Revenu chez moi, je ne m'occupai que des discours d'Adélaïde, que des peines de Sophie. Malheureusement mon père donnoit à dîner ce jour-là. Il fallut d'abord tenir table, et faire ensuite un maudit brelan, qui me retint jusqu'à plus de minuit. Quel tourment, quand on aime bien, quand on se croit aimé, quand on veut écrire à sa maîtresse, quel tourment d'être obligé de jouer toute la soirée! Je ne le souhaite pas à mon plus cruel ennemi.
On devine que je dormis peu cette nuit. Le lendemain, je passai dans un petit cabinet pratiqué au fond de ma chambre à coucher; j'avois là quelques livres d'étude, dont mon commode gouverneur ne m'ennuyoit pas souvent. Je me mis à mon secrétaire. J'écrivis une première lettre, que je déchirai; j'en fis une seconde, pleine de ratures, qu'il falloit bien corriger; et je prie le lecteur de ne pas dire que j'aurois dû recommencer encore la troisième, que voici:
Ma jolie cousine,
Il est enfin venu ce moment tant souhaité où je puis librement vous ouvrir mon cœur, solliciter de votre tendresse un aveu bien doux, et peut-être assurer ainsi notre bonheur commun.

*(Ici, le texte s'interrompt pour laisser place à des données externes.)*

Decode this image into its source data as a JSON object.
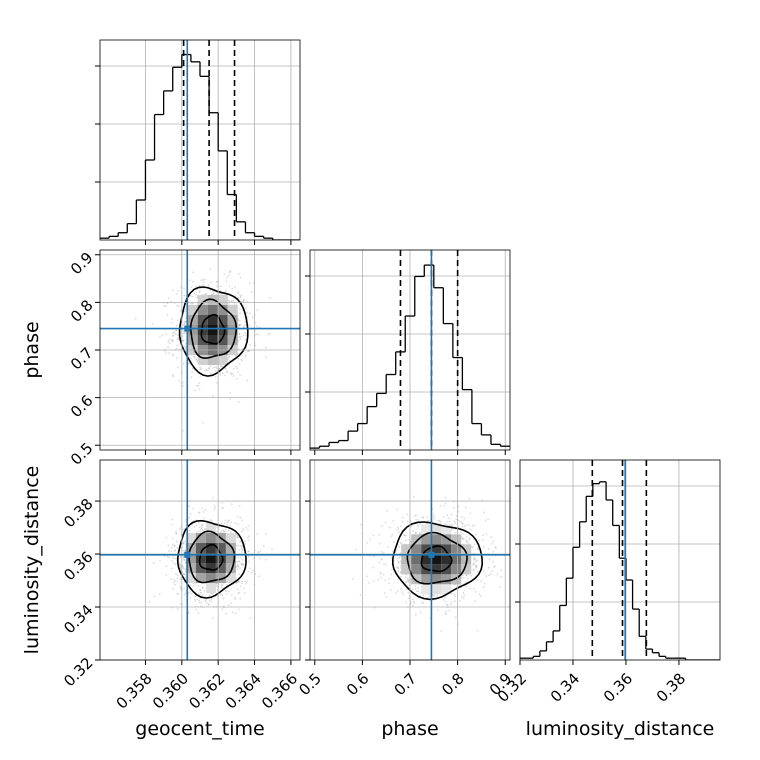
{
  "chart_data": {
    "type": "corner",
    "grid": true,
    "truth_color": "#1f77b4",
    "parameters": [
      {
        "id": "geocent_time",
        "label": "geocent_time",
        "range": [
          0.3555,
          0.3665
        ],
        "ticks": [
          0.358,
          0.36,
          0.362,
          0.364,
          0.366
        ],
        "tick_labels": [
          "0.358",
          "0.360",
          "0.362",
          "0.364",
          "0.366"
        ],
        "truth": 0.3603,
        "quantiles": [
          0.3601,
          0.3615,
          0.3629
        ]
      },
      {
        "id": "phase",
        "label": "phase",
        "range": [
          0.49,
          0.91
        ],
        "ticks": [
          0.5,
          0.6,
          0.7,
          0.8,
          0.9
        ],
        "tick_labels": [
          "0.5",
          "0.6",
          "0.7",
          "0.8",
          "0.9"
        ],
        "truth": 0.745,
        "quantiles": [
          0.68,
          0.745,
          0.8
        ]
      },
      {
        "id": "luminosity_distance",
        "label": "luminosity_distance",
        "range": [
          0.32,
          0.3955
        ],
        "ticks": [
          0.32,
          0.34,
          0.36,
          0.38
        ],
        "tick_labels": [
          "0.32",
          "0.34",
          "0.36",
          "0.38"
        ],
        "truth": 0.3597,
        "quantiles": [
          0.3473,
          0.3587,
          0.3677
        ]
      }
    ],
    "histograms": [
      {
        "param": "geocent_time",
        "edges": [
          0.3555,
          0.356,
          0.3565,
          0.357,
          0.3575,
          0.358,
          0.3585,
          0.359,
          0.3595,
          0.36,
          0.3605,
          0.361,
          0.3615,
          0.362,
          0.3625,
          0.363,
          0.3635,
          0.364,
          0.3645,
          0.365,
          0.3655,
          0.366,
          0.3665
        ],
        "counts": [
          1,
          2,
          4,
          9,
          22,
          44,
          69,
          82,
          95,
          102,
          98,
          90,
          70,
          49,
          25,
          10,
          4,
          2,
          1,
          0,
          0,
          0
        ],
        "ymax": 110
      },
      {
        "param": "phase",
        "edges": [
          0.49,
          0.51,
          0.53,
          0.55,
          0.57,
          0.59,
          0.61,
          0.63,
          0.65,
          0.67,
          0.69,
          0.71,
          0.73,
          0.75,
          0.77,
          0.79,
          0.81,
          0.83,
          0.85,
          0.87,
          0.89,
          0.91
        ],
        "counts": [
          1,
          2,
          4,
          5,
          10,
          14,
          23,
          30,
          40,
          52,
          71,
          92,
          98,
          86,
          67,
          49,
          32,
          14,
          8,
          3,
          2
        ],
        "ymax": 106
      },
      {
        "param": "luminosity_distance",
        "edges": [
          0.32,
          0.3225,
          0.325,
          0.3275,
          0.33,
          0.3325,
          0.335,
          0.3375,
          0.34,
          0.3425,
          0.345,
          0.3475,
          0.35,
          0.3525,
          0.355,
          0.3575,
          0.36,
          0.3625,
          0.365,
          0.3675,
          0.37,
          0.3725,
          0.375,
          0.3775,
          0.38,
          0.3825,
          0.385,
          0.3875,
          0.39,
          0.3925,
          0.3955
        ],
        "counts": [
          1,
          1,
          2,
          5,
          10,
          16,
          30,
          45,
          62,
          76,
          90,
          97,
          98,
          88,
          74,
          56,
          44,
          28,
          13,
          6,
          4,
          2,
          1,
          1,
          1,
          0,
          0,
          0,
          0,
          0
        ],
        "ymax": 110
      }
    ],
    "pairs": [
      {
        "x": "geocent_time",
        "y": "phase",
        "mean": [
          0.3617,
          0.742
        ],
        "std": [
          0.001,
          0.048
        ],
        "levels": [
          0.5,
          1.0,
          1.5
        ]
      },
      {
        "x": "geocent_time",
        "y": "luminosity_distance",
        "mean": [
          0.3616,
          0.3585
        ],
        "std": [
          0.001,
          0.0075
        ],
        "levels": [
          0.5,
          1.0,
          1.5
        ]
      },
      {
        "x": "phase",
        "y": "luminosity_distance",
        "mean": [
          0.755,
          0.358
        ],
        "std": [
          0.05,
          0.0075
        ],
        "levels": [
          0.5,
          1.0,
          1.5
        ]
      }
    ],
    "xlabels": [
      "geocent_time",
      "phase",
      "luminosity_distance"
    ],
    "ylabels": [
      "",
      "phase",
      "luminosity_distance"
    ]
  }
}
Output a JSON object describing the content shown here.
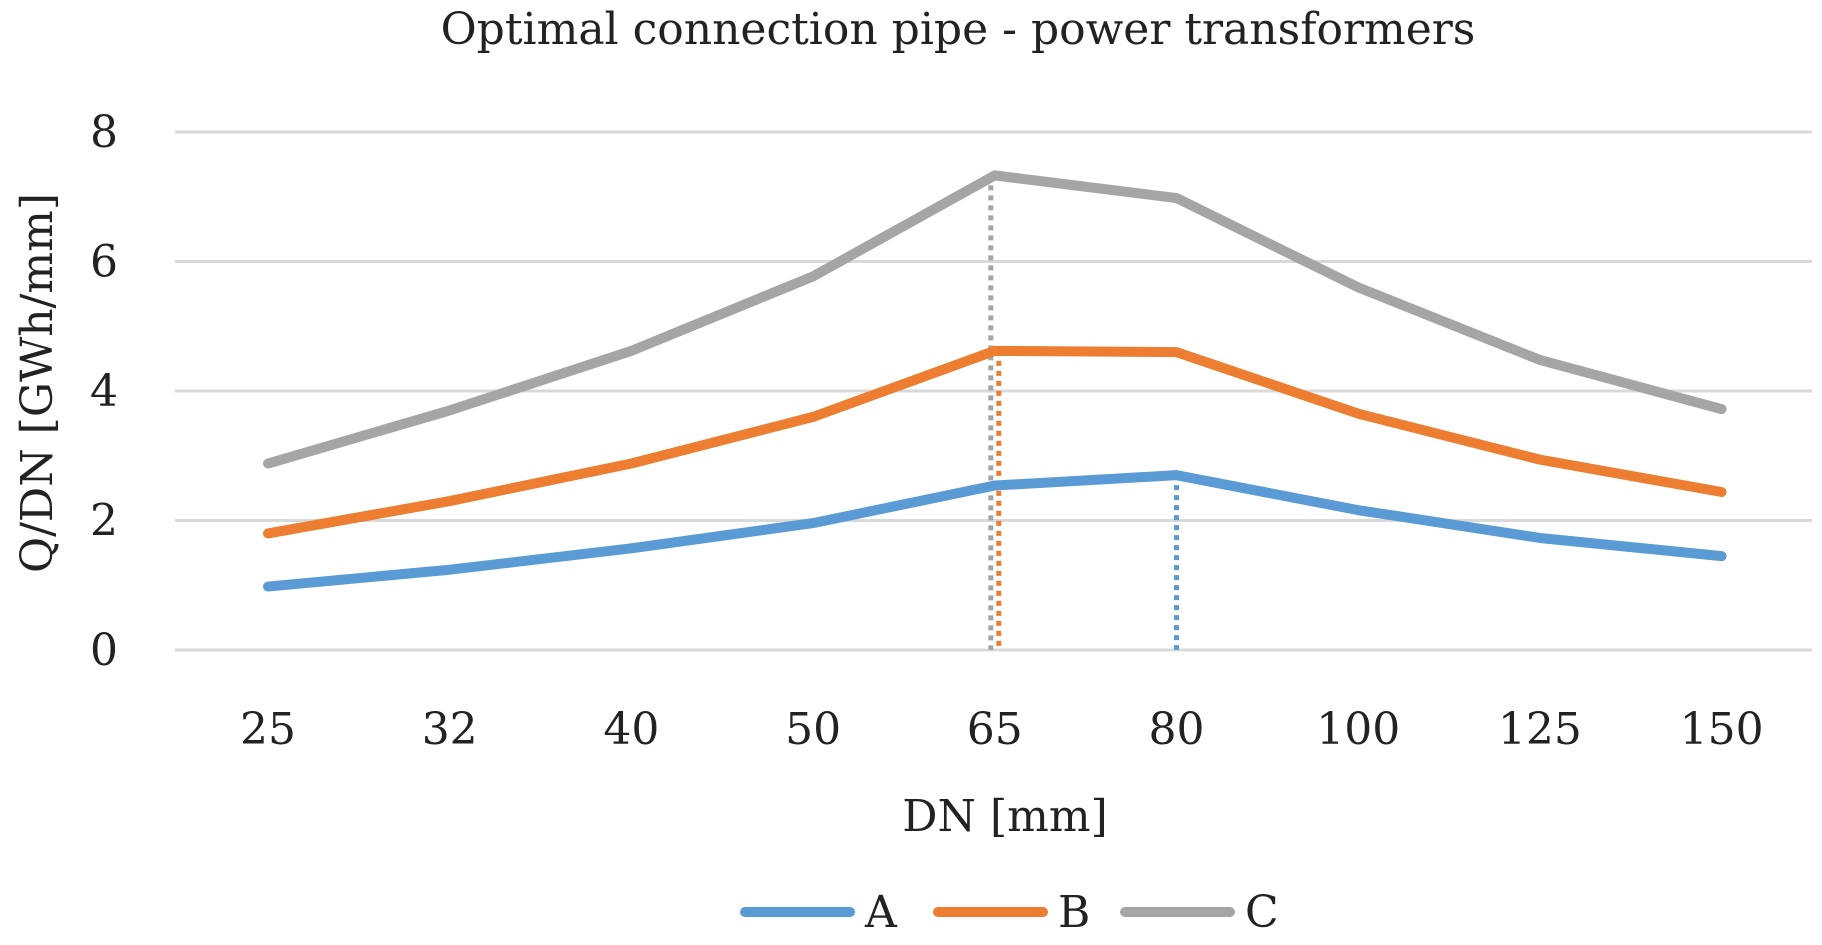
{
  "chart_data": {
    "type": "line",
    "title": "Optimal connection pipe - power transformers",
    "xlabel": "DN [mm]",
    "ylabel": "Q/DN [GWh/mm]",
    "categories": [
      "25",
      "32",
      "40",
      "50",
      "65",
      "80",
      "100",
      "125",
      "150"
    ],
    "ylim": [
      0,
      8
    ],
    "yticks": [
      "0",
      "2",
      "4",
      "6",
      "8"
    ],
    "grid": true,
    "legend_position": "bottom",
    "series": [
      {
        "name": "A",
        "color": "#5b9bd5",
        "values": [
          0.98,
          1.24,
          1.57,
          1.96,
          2.54,
          2.7,
          2.16,
          1.73,
          1.45
        ],
        "optimum_category": "80"
      },
      {
        "name": "B",
        "color": "#ed7d31",
        "values": [
          1.8,
          2.3,
          2.88,
          3.6,
          4.62,
          4.6,
          3.65,
          2.94,
          2.44
        ],
        "optimum_category": "65"
      },
      {
        "name": "C",
        "color": "#a5a5a5",
        "values": [
          2.88,
          3.7,
          4.62,
          5.77,
          7.33,
          6.98,
          5.6,
          4.48,
          3.72
        ],
        "optimum_category": "65"
      }
    ]
  }
}
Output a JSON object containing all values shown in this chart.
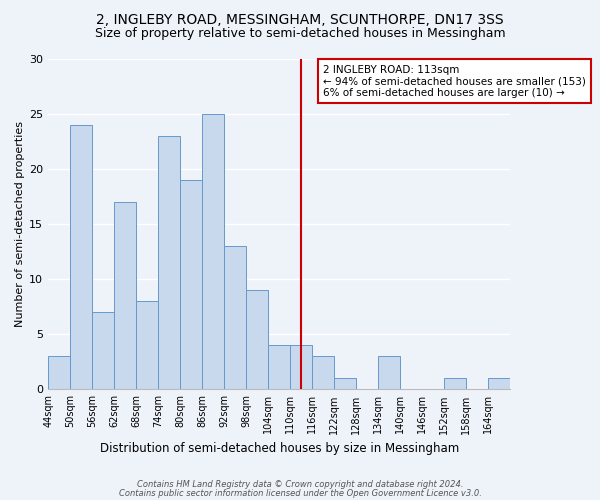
{
  "title": "2, INGLEBY ROAD, MESSINGHAM, SCUNTHORPE, DN17 3SS",
  "subtitle": "Size of property relative to semi-detached houses in Messingham",
  "xlabel": "Distribution of semi-detached houses by size in Messingham",
  "ylabel": "Number of semi-detached properties",
  "footer_line1": "Contains HM Land Registry data © Crown copyright and database right 2024.",
  "footer_line2": "Contains public sector information licensed under the Open Government Licence v3.0.",
  "bin_labels": [
    "44sqm",
    "50sqm",
    "56sqm",
    "62sqm",
    "68sqm",
    "74sqm",
    "80sqm",
    "86sqm",
    "92sqm",
    "98sqm",
    "104sqm",
    "110sqm",
    "116sqm",
    "122sqm",
    "128sqm",
    "134sqm",
    "140sqm",
    "146sqm",
    "152sqm",
    "158sqm",
    "164sqm"
  ],
  "bin_edges": [
    44,
    50,
    56,
    62,
    68,
    74,
    80,
    86,
    92,
    98,
    104,
    110,
    116,
    122,
    128,
    134,
    140,
    146,
    152,
    158,
    164,
    170
  ],
  "counts": [
    3,
    24,
    7,
    17,
    8,
    23,
    19,
    25,
    13,
    9,
    4,
    4,
    3,
    1,
    0,
    3,
    0,
    0,
    1,
    0,
    1
  ],
  "bar_color": "#c8d9ee",
  "bar_edge_color": "#6699cc",
  "property_size": 113,
  "vline_color": "#cc0000",
  "annotation_title": "2 INGLEBY ROAD: 113sqm",
  "annotation_line1": "← 94% of semi-detached houses are smaller (153)",
  "annotation_line2": "6% of semi-detached houses are larger (10) →",
  "annotation_box_edge_color": "#cc0000",
  "annotation_box_face_color": "#ffffff",
  "ylim": [
    0,
    30
  ],
  "yticks": [
    0,
    5,
    10,
    15,
    20,
    25,
    30
  ],
  "background_color": "#eef2f9",
  "grid_color": "#ffffff",
  "title_fontsize": 10,
  "subtitle_fontsize": 9
}
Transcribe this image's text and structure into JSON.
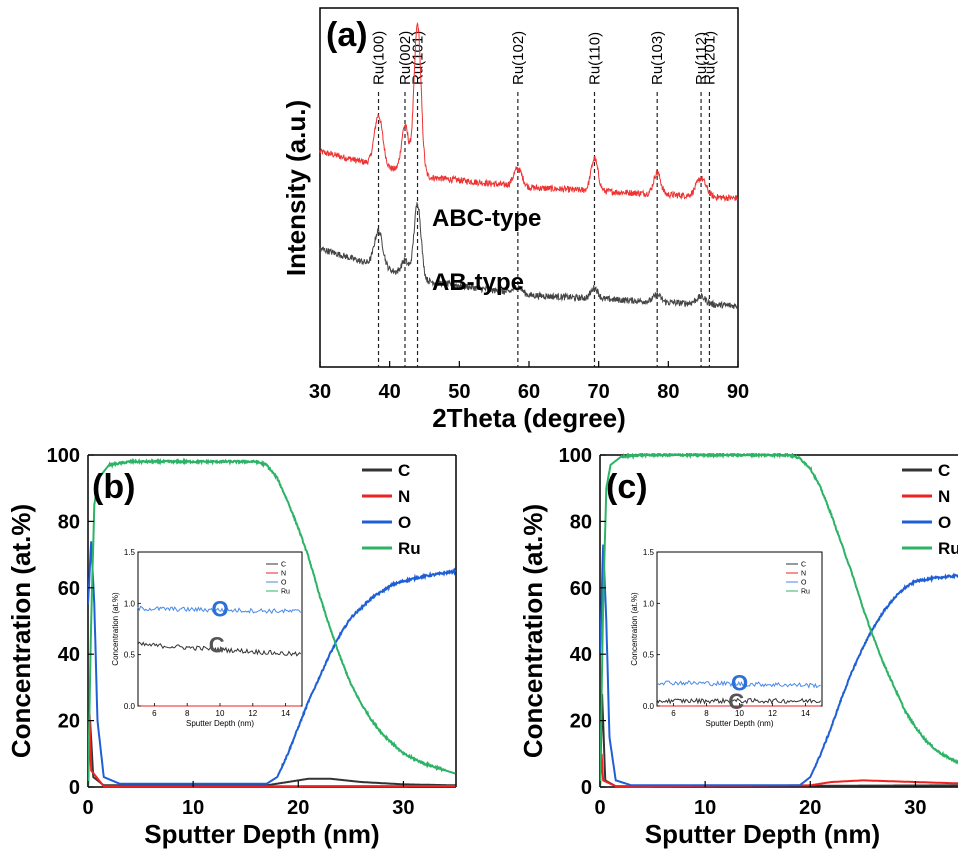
{
  "chart_data": [
    {
      "panel": "(a)",
      "type": "line",
      "xlabel": "2Theta (degree)",
      "ylabel": "Intensity (a.u.)",
      "xlim": [
        30,
        90
      ],
      "xticks": [
        30,
        40,
        50,
        60,
        70,
        80,
        90
      ],
      "ytick_labels": "none",
      "reference_lines": [
        {
          "x": 38.4,
          "label": "Ru(100)"
        },
        {
          "x": 42.2,
          "label": "Ru(002)"
        },
        {
          "x": 44.0,
          "label": "Ru(101)"
        },
        {
          "x": 58.4,
          "label": "Ru(102)"
        },
        {
          "x": 69.4,
          "label": "Ru(110)"
        },
        {
          "x": 78.4,
          "label": "Ru(103)"
        },
        {
          "x": 84.7,
          "label": "Ru(112)"
        },
        {
          "x": 85.9,
          "label": "Ru(201)"
        }
      ],
      "series": [
        {
          "name": "ABC-type",
          "color": "#ee3333",
          "baseline": [
            [
              30,
              0.6
            ],
            [
              45,
              0.53
            ],
            [
              60,
              0.5
            ],
            [
              90,
              0.47
            ]
          ],
          "peaks": [
            {
              "x": 38.4,
              "height": 0.14,
              "width": 0.6
            },
            {
              "x": 42.2,
              "height": 0.13,
              "width": 0.5
            },
            {
              "x": 44.0,
              "height": 0.42,
              "width": 0.5
            },
            {
              "x": 58.4,
              "height": 0.05,
              "width": 0.6
            },
            {
              "x": 69.4,
              "height": 0.09,
              "width": 0.5
            },
            {
              "x": 78.4,
              "height": 0.06,
              "width": 0.5
            },
            {
              "x": 84.7,
              "height": 0.05,
              "width": 0.7
            }
          ]
        },
        {
          "name": "AB-type",
          "color": "#444444",
          "baseline": [
            [
              30,
              0.33
            ],
            [
              45,
              0.24
            ],
            [
              60,
              0.2
            ],
            [
              90,
              0.17
            ]
          ],
          "peaks": [
            {
              "x": 38.4,
              "height": 0.1,
              "width": 0.6
            },
            {
              "x": 42.2,
              "height": 0.04,
              "width": 0.5
            },
            {
              "x": 44.0,
              "height": 0.21,
              "width": 0.5
            },
            {
              "x": 58.4,
              "height": 0.02,
              "width": 0.6
            },
            {
              "x": 69.4,
              "height": 0.03,
              "width": 0.5
            },
            {
              "x": 78.4,
              "height": 0.02,
              "width": 0.5
            },
            {
              "x": 84.7,
              "height": 0.02,
              "width": 0.7
            }
          ]
        }
      ]
    },
    {
      "panel": "(b)",
      "type": "line",
      "xlabel": "Sputter Depth (nm)",
      "ylabel": "Concentration (at.%)",
      "xlim": [
        0,
        35
      ],
      "ylim": [
        0,
        100
      ],
      "xticks": [
        0,
        10,
        20,
        30
      ],
      "yticks": [
        0,
        20,
        40,
        60,
        80,
        100
      ],
      "legend": [
        "C",
        "N",
        "O",
        "Ru"
      ],
      "legend_position": "top-right",
      "series": [
        {
          "name": "C",
          "color": "#333333",
          "points": [
            [
              0,
              0
            ],
            [
              0.2,
              20
            ],
            [
              0.5,
              3
            ],
            [
              1.5,
              0.5
            ],
            [
              17,
              0.5
            ],
            [
              19,
              1.5
            ],
            [
              21,
              2.5
            ],
            [
              23,
              2.5
            ],
            [
              26,
              1.5
            ],
            [
              30,
              0.8
            ],
            [
              35,
              0.5
            ]
          ]
        },
        {
          "name": "N",
          "color": "#ee2222",
          "points": [
            [
              0,
              0
            ],
            [
              0.15,
              22
            ],
            [
              0.3,
              5
            ],
            [
              1.5,
              0.2
            ],
            [
              35,
              0.3
            ]
          ]
        },
        {
          "name": "O",
          "color": "#1f5fd6",
          "points": [
            [
              0,
              55
            ],
            [
              0.3,
              74
            ],
            [
              0.6,
              55
            ],
            [
              0.9,
              20
            ],
            [
              1.5,
              3
            ],
            [
              3,
              1
            ],
            [
              17,
              1
            ],
            [
              18,
              3
            ],
            [
              19,
              10
            ],
            [
              20,
              18
            ],
            [
              21,
              26
            ],
            [
              22,
              33
            ],
            [
              23,
              40
            ],
            [
              24,
              46
            ],
            [
              25,
              51
            ],
            [
              26,
              54
            ],
            [
              27,
              57
            ],
            [
              28,
              59
            ],
            [
              29,
              61
            ],
            [
              30,
              62
            ],
            [
              32,
              63.5
            ],
            [
              35,
              65
            ]
          ]
        },
        {
          "name": "Ru",
          "color": "#2db366",
          "points": [
            [
              0,
              0
            ],
            [
              0.3,
              50
            ],
            [
              0.6,
              85
            ],
            [
              1,
              93
            ],
            [
              2,
              97
            ],
            [
              4,
              98
            ],
            [
              10,
              98
            ],
            [
              16,
              98
            ],
            [
              17,
              97
            ],
            [
              18,
              93
            ],
            [
              19,
              86
            ],
            [
              20,
              78
            ],
            [
              21,
              69
            ],
            [
              22,
              58
            ],
            [
              23,
              48
            ],
            [
              24,
              39
            ],
            [
              25,
              31
            ],
            [
              26,
              25
            ],
            [
              27,
              20
            ],
            [
              28,
              16
            ],
            [
              29,
              13
            ],
            [
              30,
              10
            ],
            [
              32,
              7
            ],
            [
              35,
              4
            ]
          ]
        }
      ],
      "annotations": [
        "O",
        "C"
      ],
      "inset": {
        "xlabel": "Sputter Depth (nm)",
        "ylabel": "Concentration (at.%)",
        "xlim": [
          5,
          15
        ],
        "ylim": [
          0,
          1.5
        ],
        "xticks": [
          6,
          8,
          10,
          12,
          14
        ],
        "yticks": [
          "0.0",
          "0.5",
          "1.0",
          "1.5"
        ],
        "legend": [
          "C",
          "N",
          "O",
          "Ru"
        ],
        "series": [
          {
            "name": "C",
            "color": "#333333",
            "level": [
              0.6,
              0.5
            ]
          },
          {
            "name": "N",
            "color": "#ee2222",
            "level": [
              0.0,
              0.0
            ]
          },
          {
            "name": "O",
            "color": "#4a8ae8",
            "level": [
              0.95,
              0.92
            ]
          },
          {
            "name": "Ru",
            "color": "#2db366",
            "level": [
              null,
              null
            ]
          }
        ]
      }
    },
    {
      "panel": "(c)",
      "type": "line",
      "xlabel": "Sputter Depth (nm)",
      "ylabel": "Concentration (at.%)",
      "xlim": [
        0,
        35
      ],
      "ylim": [
        0,
        100
      ],
      "xticks": [
        0,
        10,
        20,
        30
      ],
      "yticks": [
        0,
        20,
        40,
        60,
        80,
        100
      ],
      "legend": [
        "C",
        "N",
        "O",
        "Ru"
      ],
      "legend_position": "top-right",
      "series": [
        {
          "name": "C",
          "color": "#333333",
          "points": [
            [
              0,
              0
            ],
            [
              0.2,
              28
            ],
            [
              0.5,
              2
            ],
            [
              1.5,
              0.2
            ],
            [
              35,
              0.5
            ]
          ]
        },
        {
          "name": "N",
          "color": "#ee2222",
          "points": [
            [
              0,
              0
            ],
            [
              0.15,
              10
            ],
            [
              0.3,
              2
            ],
            [
              1.5,
              0.2
            ],
            [
              20,
              0.5
            ],
            [
              22,
              1.5
            ],
            [
              25,
              2
            ],
            [
              30,
              1.5
            ],
            [
              35,
              1
            ]
          ]
        },
        {
          "name": "O",
          "color": "#1f5fd6",
          "points": [
            [
              0,
              40
            ],
            [
              0.3,
              73
            ],
            [
              0.6,
              50
            ],
            [
              0.9,
              15
            ],
            [
              1.5,
              2
            ],
            [
              3,
              0.5
            ],
            [
              19,
              0.5
            ],
            [
              20,
              3
            ],
            [
              21,
              10
            ],
            [
              22,
              18
            ],
            [
              23,
              27
            ],
            [
              24,
              35
            ],
            [
              25,
              42
            ],
            [
              26,
              48
            ],
            [
              27,
              53
            ],
            [
              28,
              57
            ],
            [
              29,
              60
            ],
            [
              30,
              62
            ],
            [
              32,
              63
            ],
            [
              35,
              64
            ]
          ]
        },
        {
          "name": "Ru",
          "color": "#2db366",
          "points": [
            [
              0,
              0
            ],
            [
              0.3,
              55
            ],
            [
              0.6,
              90
            ],
            [
              1,
              97
            ],
            [
              2,
              99.5
            ],
            [
              4,
              100
            ],
            [
              18,
              100
            ],
            [
              19,
              99
            ],
            [
              20,
              96
            ],
            [
              21,
              90
            ],
            [
              22,
              82
            ],
            [
              23,
              73
            ],
            [
              24,
              64
            ],
            [
              25,
              54
            ],
            [
              26,
              45
            ],
            [
              27,
              37
            ],
            [
              28,
              30
            ],
            [
              29,
              23
            ],
            [
              30,
              18
            ],
            [
              31,
              14
            ],
            [
              32,
              11
            ],
            [
              33,
              9
            ],
            [
              35,
              6
            ]
          ]
        }
      ],
      "annotations": [
        "O",
        "C"
      ],
      "inset": {
        "xlabel": "Sputter Depth (nm)",
        "ylabel": "Concentration (at.%)",
        "xlim": [
          5,
          15
        ],
        "ylim": [
          0,
          1.5
        ],
        "xticks": [
          6,
          8,
          10,
          12,
          14
        ],
        "yticks": [
          "0.0",
          "0.5",
          "1.0",
          "1.5"
        ],
        "legend": [
          "C",
          "N",
          "O",
          "Ru"
        ],
        "series": [
          {
            "name": "C",
            "color": "#333333",
            "level": [
              0.05,
              0.05
            ]
          },
          {
            "name": "N",
            "color": "#ee2222",
            "level": [
              0.0,
              0.0
            ]
          },
          {
            "name": "O",
            "color": "#4a8ae8",
            "level": [
              0.23,
              0.2
            ]
          },
          {
            "name": "Ru",
            "color": "#2db366",
            "level": [
              null,
              null
            ]
          }
        ]
      }
    }
  ]
}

Ah! Sophie, Sophie! si vous saviez ce que j'éprouvai le premier jour que je vous vis! Comme ma vue se troubla! comme mon cœur fut agité! Mon amour n'a fait qu'augmenter depuis: un feu dévorant circule aujourd'hui dans mes veines… Sophie, je n'existe plus que par toi!
J'en étois là, quand Jasmin, entrant brusquement, m'annonça le vicomte de Florville. «Le vicomte de Florville! je ne le connois pas. Dites que je n'y suis pas.—Monsieur, il est dans votre chambre à coucher.—Comment! vous laisseriez donc entrer toute la terre?—Monsieur, il a forcé la porte.—Au diable le vicomte de Florville!»